A useful thing to remember is the virial theorem. If the star (or a portion of it) expands because of an increase in temperature, then once the system reaches hydrodynamic equilibrium the temperature must decrease, as the virial theorem determines that kinetic energy is proportional to gravitational binding energy. Thus unless the reaction=>heating=>reaction feedback is faster than the time to reach hydrostatic equilibrium, the star should be stable.
So a while ago I did a little project where I grabbed a "standard solar model" from this paper, which gives me some information that's useful for actually making an estimate. (Unsurprisingly the link given to download the data has changed in the last ten years; I haven't sleuthed to see whether the data is still publicly available.)
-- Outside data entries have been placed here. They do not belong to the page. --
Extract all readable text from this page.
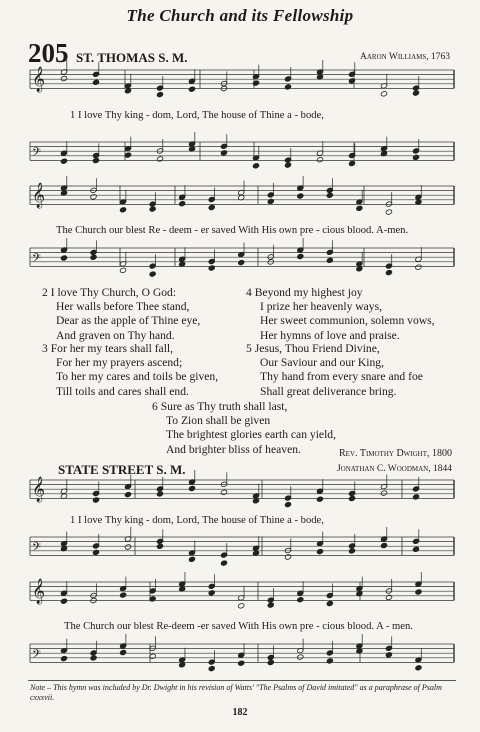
The Church and its Fellowship
205 ST. THOMAS S. M.	Aaron Williams, 1763
𝄞
1 I love Thy king - dom, Lord, The house of Thine a - bode,
𝄢
𝄞
The Church our blest Re - deem - er saved With His own pre - cious blood. A-men.
𝄢
2 I love Thy Church, O God:
Her walls before Thee stand,
Dear as the apple of Thine eye,
And graven on Thy hand.
4 Beyond my highest joy
I prize her heavenly ways,
Her sweet communion, solemn vows,
Her hymns of love and praise.
3 For her my tears shall fall,
For her my prayers ascend;
To her my cares and toils be given,
Till toils and cares shall end.
5 Jesus, Thou Friend Divine,
Our Saviour and our King,
Thy hand from every snare and foe
Shall great deliverance bring.
6 Sure as Thy truth shall last,
To Zion shall be given
The brightest glories earth can yield,
And brighter bliss of heaven.	Rev. Timothy Dwight, 1800
STATE STREET S. M.	Jonathan C. Woodman, 1844
𝄞
1 I love Thy king - dom, Lord, The house of Thine a - bode,
𝄢
𝄞
The Church our blest Re-deem -er saved With His own pre - cious blood. A - men.
𝄢
Note – This hymn was included by Dr. Dwight in his revision of Watts' "The Psalms of David imitated" as a paraphrase of Psalm cxxxvii.
182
Only about 1.5% of the sun's mass is anything other than hydrogen and helium-4. This is true all the way out from the core to the surface. We'll assume that the sun contains only hydrogen and helium-4.
All but the outermost 0.2% of the sun's mass (out to 90% of the sun's radius) is at a temperature $kT>54\,\mathrm{eV}$, which is the energy needed to turn $\mathrm{He^+}$ into $\mathrm{He^{2+}}$. (This energy is four times the Rydberg energy.) So somewhere above 99% of the sun's mass is completely ionized.
The core temperature $kT\approx 1300\,\mathrm{eV}$ is much less than the electron mass, so the matter in the core is not relativistic.
I'm going to assume that the electrons aren't degenerate; this tool (via this question) makes me think that's a pretty safe assumption for matter at the core with density $\rho \approx 150\,\mathrm{g/cm^3}$ and temperature $T \approx 10^7\,\mathrm K$.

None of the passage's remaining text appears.